Fifty years ago this month, North Korean troops poured across the 38th parallel in an all-out effort - backed by Mao Zedong and Soviet leader Joseph Stalin - to unite the peninsula under the communist leadership of the late president Kim Il-sung. This morning, South Korean President Kim Dae-jung flies north to meet the son of Kim Il-sung, officially known as Dear Leader Kim Jong-il, to find if the two nations can live in peace, not war.

It is a remarkable mix of change and continuity which may well revise political relations across East Asia. It could bring relatively normal relations between the Koreas, letting them spend more on economics and less on guns. It could halt the North's nuclear weapons and long-range missile programmes, leading to fewer US military forces in the region. And it could remove a potential Korean problem which sometimes adds tension to Chinese and Japanese relations.
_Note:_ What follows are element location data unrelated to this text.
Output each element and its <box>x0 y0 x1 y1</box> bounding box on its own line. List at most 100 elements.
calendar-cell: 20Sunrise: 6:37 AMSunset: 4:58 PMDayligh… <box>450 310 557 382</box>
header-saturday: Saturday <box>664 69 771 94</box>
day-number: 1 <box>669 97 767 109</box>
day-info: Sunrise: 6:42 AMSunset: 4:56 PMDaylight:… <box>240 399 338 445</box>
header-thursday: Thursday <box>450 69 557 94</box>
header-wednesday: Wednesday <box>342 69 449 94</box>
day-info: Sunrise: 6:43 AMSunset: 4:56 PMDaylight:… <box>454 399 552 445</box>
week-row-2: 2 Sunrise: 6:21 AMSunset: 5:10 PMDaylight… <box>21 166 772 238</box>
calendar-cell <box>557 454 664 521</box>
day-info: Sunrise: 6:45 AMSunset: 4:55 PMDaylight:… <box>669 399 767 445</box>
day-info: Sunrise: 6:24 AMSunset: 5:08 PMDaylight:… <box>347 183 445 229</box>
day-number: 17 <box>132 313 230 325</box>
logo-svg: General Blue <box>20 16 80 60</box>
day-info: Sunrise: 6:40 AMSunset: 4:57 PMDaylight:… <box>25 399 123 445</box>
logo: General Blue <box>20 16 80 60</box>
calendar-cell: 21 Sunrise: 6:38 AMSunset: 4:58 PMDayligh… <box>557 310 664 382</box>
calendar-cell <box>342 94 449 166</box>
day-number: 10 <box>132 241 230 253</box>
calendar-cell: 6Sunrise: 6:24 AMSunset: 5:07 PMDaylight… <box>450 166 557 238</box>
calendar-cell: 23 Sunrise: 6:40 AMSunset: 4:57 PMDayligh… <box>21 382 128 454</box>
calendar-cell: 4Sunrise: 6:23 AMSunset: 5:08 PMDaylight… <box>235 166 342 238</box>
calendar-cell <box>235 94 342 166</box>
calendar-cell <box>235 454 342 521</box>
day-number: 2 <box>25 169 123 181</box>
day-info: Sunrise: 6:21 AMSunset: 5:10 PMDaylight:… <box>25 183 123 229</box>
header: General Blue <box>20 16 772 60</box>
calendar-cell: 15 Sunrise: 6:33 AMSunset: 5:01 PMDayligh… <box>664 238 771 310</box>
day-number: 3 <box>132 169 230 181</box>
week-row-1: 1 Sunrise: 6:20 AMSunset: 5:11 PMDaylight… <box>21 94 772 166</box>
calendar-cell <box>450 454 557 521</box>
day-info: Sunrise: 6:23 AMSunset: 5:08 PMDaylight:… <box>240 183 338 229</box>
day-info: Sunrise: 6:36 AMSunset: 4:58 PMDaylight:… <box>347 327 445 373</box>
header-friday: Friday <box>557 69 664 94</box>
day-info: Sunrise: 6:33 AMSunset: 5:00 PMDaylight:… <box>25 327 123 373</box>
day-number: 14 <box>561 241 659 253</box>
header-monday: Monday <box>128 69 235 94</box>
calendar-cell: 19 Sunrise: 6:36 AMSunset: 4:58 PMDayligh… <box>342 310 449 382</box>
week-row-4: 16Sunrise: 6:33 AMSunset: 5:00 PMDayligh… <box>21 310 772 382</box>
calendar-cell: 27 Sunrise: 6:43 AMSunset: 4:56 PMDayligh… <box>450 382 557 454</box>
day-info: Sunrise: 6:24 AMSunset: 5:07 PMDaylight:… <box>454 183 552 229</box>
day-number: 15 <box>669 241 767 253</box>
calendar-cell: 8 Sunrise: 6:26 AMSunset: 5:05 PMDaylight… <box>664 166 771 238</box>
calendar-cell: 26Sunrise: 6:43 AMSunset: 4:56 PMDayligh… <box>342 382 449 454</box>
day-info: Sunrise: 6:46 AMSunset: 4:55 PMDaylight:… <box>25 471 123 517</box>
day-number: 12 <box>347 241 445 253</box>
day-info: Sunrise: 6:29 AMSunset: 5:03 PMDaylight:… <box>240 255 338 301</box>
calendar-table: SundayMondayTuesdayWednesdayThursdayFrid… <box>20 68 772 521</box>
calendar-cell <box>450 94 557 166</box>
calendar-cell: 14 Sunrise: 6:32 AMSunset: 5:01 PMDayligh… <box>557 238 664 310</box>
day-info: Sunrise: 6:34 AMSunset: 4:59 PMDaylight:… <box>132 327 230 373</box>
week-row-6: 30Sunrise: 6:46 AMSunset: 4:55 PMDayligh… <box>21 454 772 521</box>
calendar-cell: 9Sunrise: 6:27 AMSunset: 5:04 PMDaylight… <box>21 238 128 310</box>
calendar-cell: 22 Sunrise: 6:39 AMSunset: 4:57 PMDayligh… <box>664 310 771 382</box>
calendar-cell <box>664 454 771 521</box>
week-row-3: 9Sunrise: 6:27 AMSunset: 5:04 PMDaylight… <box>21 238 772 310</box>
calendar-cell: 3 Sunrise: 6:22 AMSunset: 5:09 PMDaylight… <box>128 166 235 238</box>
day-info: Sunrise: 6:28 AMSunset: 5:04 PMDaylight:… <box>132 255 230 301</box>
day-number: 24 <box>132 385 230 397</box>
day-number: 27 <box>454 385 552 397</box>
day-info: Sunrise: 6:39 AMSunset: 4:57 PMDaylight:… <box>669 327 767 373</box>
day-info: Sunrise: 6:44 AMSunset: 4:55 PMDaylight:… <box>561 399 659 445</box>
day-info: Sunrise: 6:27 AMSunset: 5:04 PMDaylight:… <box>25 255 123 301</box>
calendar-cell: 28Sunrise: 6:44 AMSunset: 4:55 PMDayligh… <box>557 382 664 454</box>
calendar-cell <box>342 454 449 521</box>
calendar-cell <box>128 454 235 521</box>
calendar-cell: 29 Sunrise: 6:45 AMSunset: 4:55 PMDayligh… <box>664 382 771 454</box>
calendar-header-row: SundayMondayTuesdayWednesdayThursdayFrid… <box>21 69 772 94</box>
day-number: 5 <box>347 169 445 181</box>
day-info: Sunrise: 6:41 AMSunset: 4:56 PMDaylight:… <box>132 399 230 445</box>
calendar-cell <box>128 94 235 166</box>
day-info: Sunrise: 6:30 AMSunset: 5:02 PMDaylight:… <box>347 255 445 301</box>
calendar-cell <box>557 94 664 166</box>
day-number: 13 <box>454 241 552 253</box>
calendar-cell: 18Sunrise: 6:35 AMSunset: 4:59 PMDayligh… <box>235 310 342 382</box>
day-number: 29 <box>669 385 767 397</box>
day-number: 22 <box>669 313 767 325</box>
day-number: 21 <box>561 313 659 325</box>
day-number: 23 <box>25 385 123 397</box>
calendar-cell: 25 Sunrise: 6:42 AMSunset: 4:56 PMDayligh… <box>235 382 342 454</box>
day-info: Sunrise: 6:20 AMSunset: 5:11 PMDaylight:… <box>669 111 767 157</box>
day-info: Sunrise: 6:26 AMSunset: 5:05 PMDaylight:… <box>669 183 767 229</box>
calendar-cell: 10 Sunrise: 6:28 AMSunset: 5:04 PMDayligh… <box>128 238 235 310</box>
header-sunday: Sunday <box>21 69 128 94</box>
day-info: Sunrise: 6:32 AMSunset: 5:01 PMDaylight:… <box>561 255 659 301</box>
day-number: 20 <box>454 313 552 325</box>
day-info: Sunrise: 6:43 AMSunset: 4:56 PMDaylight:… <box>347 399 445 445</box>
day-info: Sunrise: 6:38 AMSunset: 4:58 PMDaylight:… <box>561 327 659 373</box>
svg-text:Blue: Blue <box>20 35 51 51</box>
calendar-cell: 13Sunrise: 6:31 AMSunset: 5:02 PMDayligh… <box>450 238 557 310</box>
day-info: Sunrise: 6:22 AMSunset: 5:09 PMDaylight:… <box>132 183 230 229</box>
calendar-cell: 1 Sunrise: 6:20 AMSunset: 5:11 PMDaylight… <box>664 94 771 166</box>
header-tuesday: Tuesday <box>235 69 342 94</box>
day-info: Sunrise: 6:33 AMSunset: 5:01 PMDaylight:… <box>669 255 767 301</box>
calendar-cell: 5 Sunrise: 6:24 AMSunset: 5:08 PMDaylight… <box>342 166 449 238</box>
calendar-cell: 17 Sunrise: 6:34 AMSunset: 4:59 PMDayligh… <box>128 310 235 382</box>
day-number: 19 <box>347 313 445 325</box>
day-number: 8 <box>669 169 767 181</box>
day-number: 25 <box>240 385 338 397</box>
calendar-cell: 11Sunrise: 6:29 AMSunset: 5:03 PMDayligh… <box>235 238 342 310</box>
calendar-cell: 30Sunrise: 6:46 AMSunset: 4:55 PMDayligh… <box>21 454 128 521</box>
Shifting circumstances have forced changes in North Korea. Five decades of totalitarian rule, complete with astonishing cults of personality to deify its leaders, have devastated the society and economy. Failed policies, natural disasters and decreased aid from other Leninist states have brought industrial collapse and starvation; perhaps two million people have died from malnutrition and related causes in recent years.

And South Korea has changed as well. Past decades have seen it emerge from wartime poverty to become a thriving industrial democracy. Seoul also has stopped hoping for a northern collapse - the refugee and reconstruction costs would be unbearable - and instead has opted for a 'sunshine policy' of building cross-border ties.

These remarkable changes make possible the summit scheduled for today and tomorrow. The agenda will begin modestly with a search for better atmospherics by, among other things, permitting family reunions. About 15 per cent of southerners have relatives in the North. If Kim Jong-il does pay a return visit soon, as planned, chances for major political gains seem assured.

For years the Korean peninsula has been the region's most dangerous piece of real estate. Much could yet go wrong. But this summit seems like a promising start for what could bring truly remarkable gains for all Asia.